Recently, in a moment of relative political stability, South Sudan extended oil exploration and production agreements with foreign oil companies that include Malaysia’s Petronas, China National Petroleum Corporation and India’s Oil and Natural Gas Corporation to drill in the Unity oil fields in the north of the country through the middle of the next decade. The oil arm of Russian energy giant Gazprom announced this week that it has inked a memorandum of understanding with South Sudan to explore four parcels of land for potential oil deposits, the Reuters news service reported Tuesday.
“It is imperative that new international service companies and providers enter the market to meet the demand for services,” Mr. Gatkuoth said.
University of Juba economist Marial Awou Yol said South Sudan must diversify its economy, boosting its agriculture, fisheries, forestry and livestock industries to feed its people, expand its domestic economy and put former soldiers to work. The country is the only one in the region that imports food. Yet the East African republic has almost 45 million cows, goats and sheep but lacks an infrastructure to market them, he said.
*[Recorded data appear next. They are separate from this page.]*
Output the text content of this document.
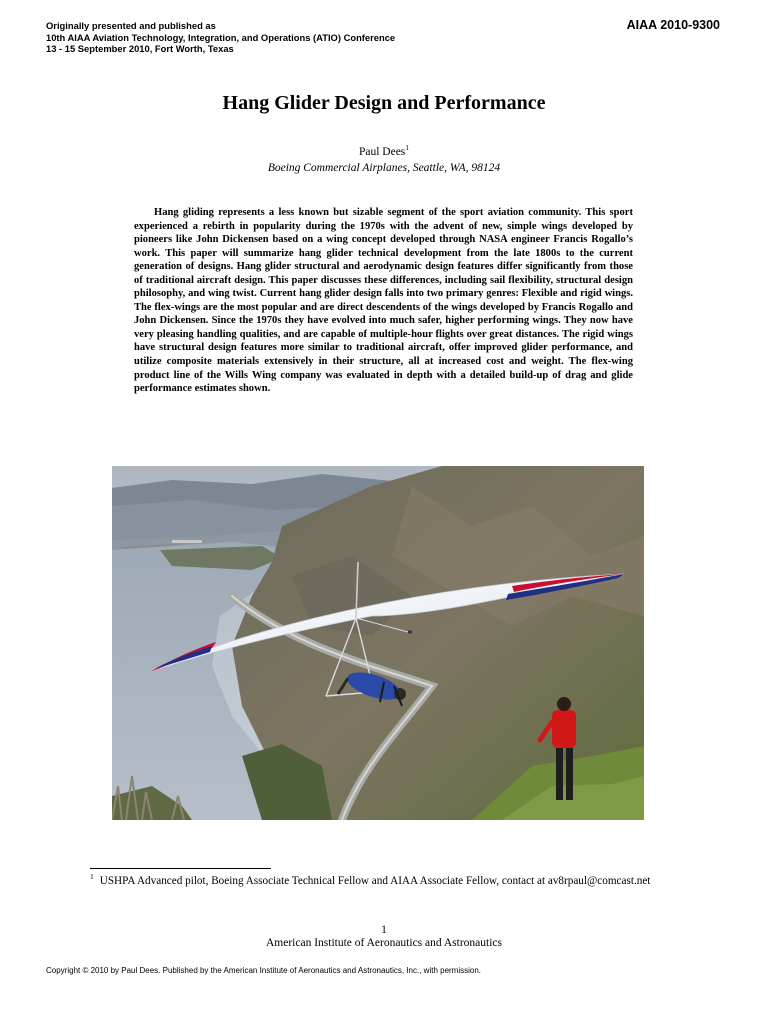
Originally presented and published as
10th AIAA Aviation Technology, Integration, and Operations (ATIO) Conference
13 - 15 September 2010, Fort Worth, Texas
AIAA 2010-9300
Hang Glider Design and Performance
Paul Dees$^1$
Boeing Commercial Airplanes, Seattle, WA, 98124

Hang gliding represents a less known but sizable segment of the sport aviation community. This sport experienced a rebirth in popularity during the 1970s with the advent of new, simple wings developed by pioneers like John Dickensen based on a wing concept developed through NASA engineer Francis Rogallo’s work. This paper will summarize hang glider technical development from the late 1800s to the current generation of designs. Hang glider structural and aerodynamic design features differ significantly from those of traditional aircraft design. This paper discusses these differences, including sail flexibility, structural design philosophy, and wing twist. Current hang glider design falls into two primary genres: Flexible and rigid wings. The flex-wings are the most popular and are direct descendents of the wings developed by Francis Rogallo and John Dickensen. Since the 1970s they have evolved into much safer, higher performing wings. They now have very pleasing handling qualities, and are capable of multiple-hour flights over great distances. The rigid wings have structural design features more similar to traditional aircraft, offer improved glider performance, and utilize composite materials extensively in their structure, all at increased cost and weight. The flex-wing product line of the Wills Wing company was evaluated in depth with a detailed build-up of drag and glide performance estimates shown.

$^1$ USHPA Advanced pilot, Boeing Associate Technical Fellow and AIAA Associate Fellow, contact at av8rpaul@comcast.net

1
American Institute of Aeronautics and Astronautics
Copyright © 2010 by Paul Dees. Published by the American Institute of Aeronautics and Astronautics, Inc., with permission.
“We have plenty of resources to expand the economy of this country. Agriculture is one of them. The whole Upper Nile region is an agricultural land,” Mr. Yol said. “If we produce more food for our people, than they will need less hard currency, while the government can channel the reserves for other needs.”
But oil revenues remain essential to jump-start that commercial activity, he added. “What we need is just a commitment from the government and investors,” said Mr. Yol. “We need investment.”
Meanwhile, to deepen the peace, the warring parties also need to implement all the clauses in the peace agreement, Mr. Yol said. Mr. Machar is supposed to become President Kiir’s deputy again, rebel soldiers are supposed to be integrated into the army, and economic reforms that address rebel concerns about sharing the country’s wealth are under discussion.
But the problems and distrust from the civil war will not disappear quickly, analysts say.
Progress on the peace accord measures has been slow, said Mr. Yol. And, despite the deal, the warring factions have on several occasions accused each other of truce violations in the southwestern border town of Yei.
“These attacks have been premeditated and planned by the enemies of peace to continue prolonging the suffering of the people of South Sudan,” said rebel spokesman Lam Paul Gabriel.
A U.N. report also recently found that numerous violations of an arms embargo against the country had been occurring in recent months. That report also warned of extreme sexual violence, human rights abuses and other security challenges.
Even so, for residents of Juba and other towns, there is finally grounds for optimism at the end of five long years of hardship and violence.
“It is possible for the economy of this country to recover if there is no more fighting,” said David Kwaje, a Juba resident, who noted that the country was vulnerable to oil prices. “For the economy to gain its strength, it also depends on the fixed oil prices from the world market.”